The extent of his lack of privacy is proved by the fact that, when the ambulance carrying him reversed out of his drive, there was a camera there to film it. Not a professional camera – it looked like mobile phone footage, but reasonably professionally shot. At one point the camera was pressed up against the rear window of the ambulance, impeding its progress, and it was obvious that there were other stills cameramen trying to do the same thing.
And how do I know all this? Do I know it because I looked at dodgy celebrity websites? No, I know it because the BBC included the footage in their report on the 1 o’ clock news. They also included a photograph of Michael Jackson’s sister arriving at the hospital in tears. They also included – twice – footage of his corpse being transferred from the hospital to the coroner’s office, making use of a helicopter hovering above the helicopter the coroner was using in order to get the shot.
This is sick. How ever you cut it, this is seriously sick behaviour. I know that this is, simply, the way the media operate, and that the BBC are a long way from being the worst offenders. The ambulance footage certainly had been broadcast elsewhere first – it carried a TV station logo on it. It also seems unlikely – although, who knows – that the BBC chartered their own helicopter to get the coroner footage, they probably bought that in as well. But the fact is that sick, distasteful, disturbing footage and photographs like these only exist because there is a market for them, and by re-broadcasting the footage and photographs the BBC were adding to that market.
Would it have made any practical difference if the BBC, alone of all news networks in the world, hadn’t carried this material? No, of course not. But it would have given them the ethical and journalistic high ground. It would have given them a distinctively different way of covering the story, one that was more subtle and sensitive, more in tune with the way most people instinctively want death to be covered – with respect and dignity, not as the centre of a media frenzy.

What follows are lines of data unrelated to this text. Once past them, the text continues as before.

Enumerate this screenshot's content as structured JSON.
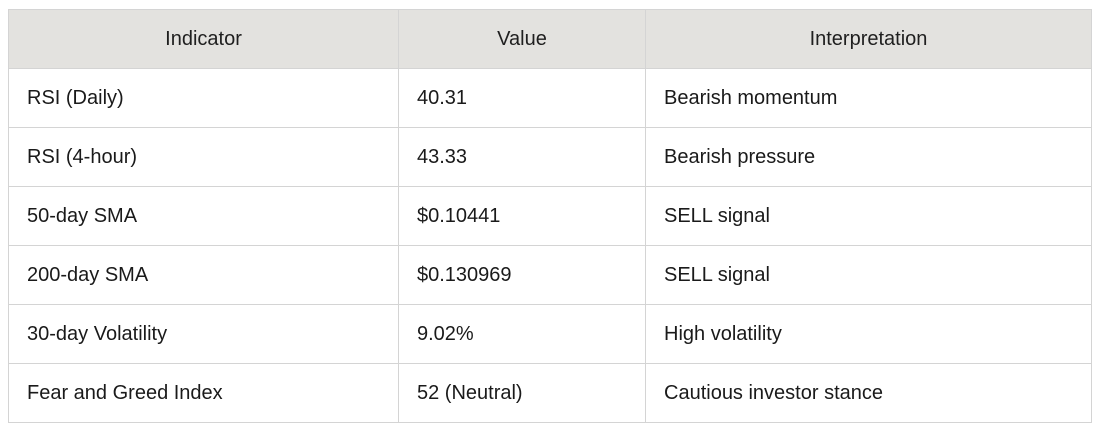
{
  "table": {
    "headers": [
      "Indicator",
      "Value",
      "Interpretation"
    ],
    "rows": [
      [
        "RSI (Daily)",
        "40.31",
        "Bearish momentum"
      ],
      [
        "RSI (4-hour)",
        "43.33",
        "Bearish pressure"
      ],
      [
        "50-day SMA",
        "$0.10441",
        "SELL signal"
      ],
      [
        "200-day SMA",
        "$0.130969",
        "SELL signal"
      ],
      [
        "30-day Volatility",
        "9.02%",
        "High volatility"
      ],
      [
        "Fear and Greed Index",
        "52 (Neutral)",
        "Cautious investor stance"
      ]
    ]
  }
}
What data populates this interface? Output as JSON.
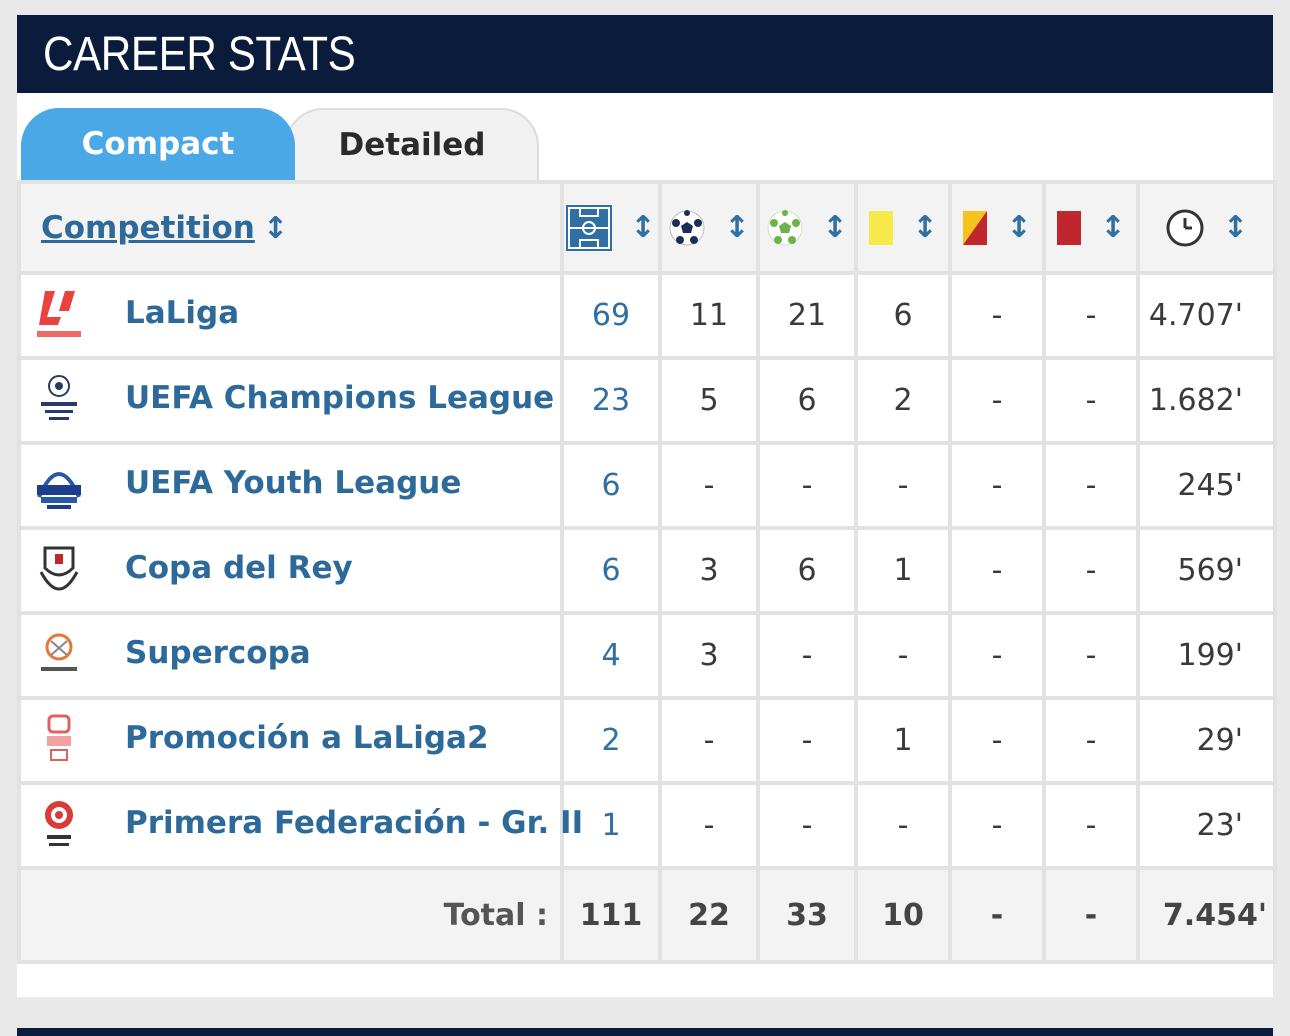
{
  "header": {
    "title": "CAREER STATS"
  },
  "tabs": [
    {
      "label": "Compact",
      "active": true
    },
    {
      "label": "Detailed",
      "active": false
    }
  ],
  "columns": {
    "competition": "Competition",
    "sort_glyph": "↕",
    "icons": [
      "pitch-icon",
      "ball-icon",
      "assist-ball-icon",
      "yellow-card-icon",
      "second-yellow-card-icon",
      "red-card-icon",
      "clock-icon"
    ]
  },
  "rows": [
    {
      "competition": "LaLiga",
      "logo": "laliga-logo",
      "apps": "69",
      "goals": "11",
      "assists": "21",
      "yellow": "6",
      "second_yellow": "-",
      "red": "-",
      "minutes": "4.707'"
    },
    {
      "competition": "UEFA Champions League",
      "logo": "ucl-logo",
      "apps": "23",
      "goals": "5",
      "assists": "6",
      "yellow": "2",
      "second_yellow": "-",
      "red": "-",
      "minutes": "1.682'"
    },
    {
      "competition": "UEFA Youth League",
      "logo": "uyl-logo",
      "apps": "6",
      "goals": "-",
      "assists": "-",
      "yellow": "-",
      "second_yellow": "-",
      "red": "-",
      "minutes": "245'"
    },
    {
      "competition": "Copa del Rey",
      "logo": "copa-logo",
      "apps": "6",
      "goals": "3",
      "assists": "6",
      "yellow": "1",
      "second_yellow": "-",
      "red": "-",
      "minutes": "569'"
    },
    {
      "competition": "Supercopa",
      "logo": "supercopa-logo",
      "apps": "4",
      "goals": "3",
      "assists": "-",
      "yellow": "-",
      "second_yellow": "-",
      "red": "-",
      "minutes": "199'"
    },
    {
      "competition": "Promoción a LaLiga2",
      "logo": "promocion-logo",
      "apps": "2",
      "goals": "-",
      "assists": "-",
      "yellow": "1",
      "second_yellow": "-",
      "red": "-",
      "minutes": "29'"
    },
    {
      "competition": "Primera Federación - Gr. II",
      "logo": "rfef-logo",
      "apps": "1",
      "goals": "-",
      "assists": "-",
      "yellow": "-",
      "second_yellow": "-",
      "red": "-",
      "minutes": "23'"
    }
  ],
  "total": {
    "label": "Total :",
    "apps": "111",
    "goals": "22",
    "assists": "33",
    "yellow": "10",
    "second_yellow": "-",
    "red": "-",
    "minutes": "7.454'"
  },
  "colors": {
    "header_bg": "#0b1b3c",
    "active_tab": "#4aa8e6",
    "link": "#2d6a9a",
    "yellow_card": "#f7e94a",
    "red_card": "#c0262d"
  }
}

The ‘we all pay for the BBC’ argument has been overused, I think, and mainly by people who hate the BBC. My contribution – any one person’s contribution – to the cost of acquiring the dodgy footage and photos was infinitesimal, a tiny, tiny fraction of a penny. But, the fact remains I hate this kind of media coverage, and because the BBC have rebroadcast it, it leaves me feeling like some kind of accessory. I feel I want to stand up and insist, to anyone who will listen, that this may have been done in my name, and with my money, but it was not done with my consent. I would never consent to anything like this.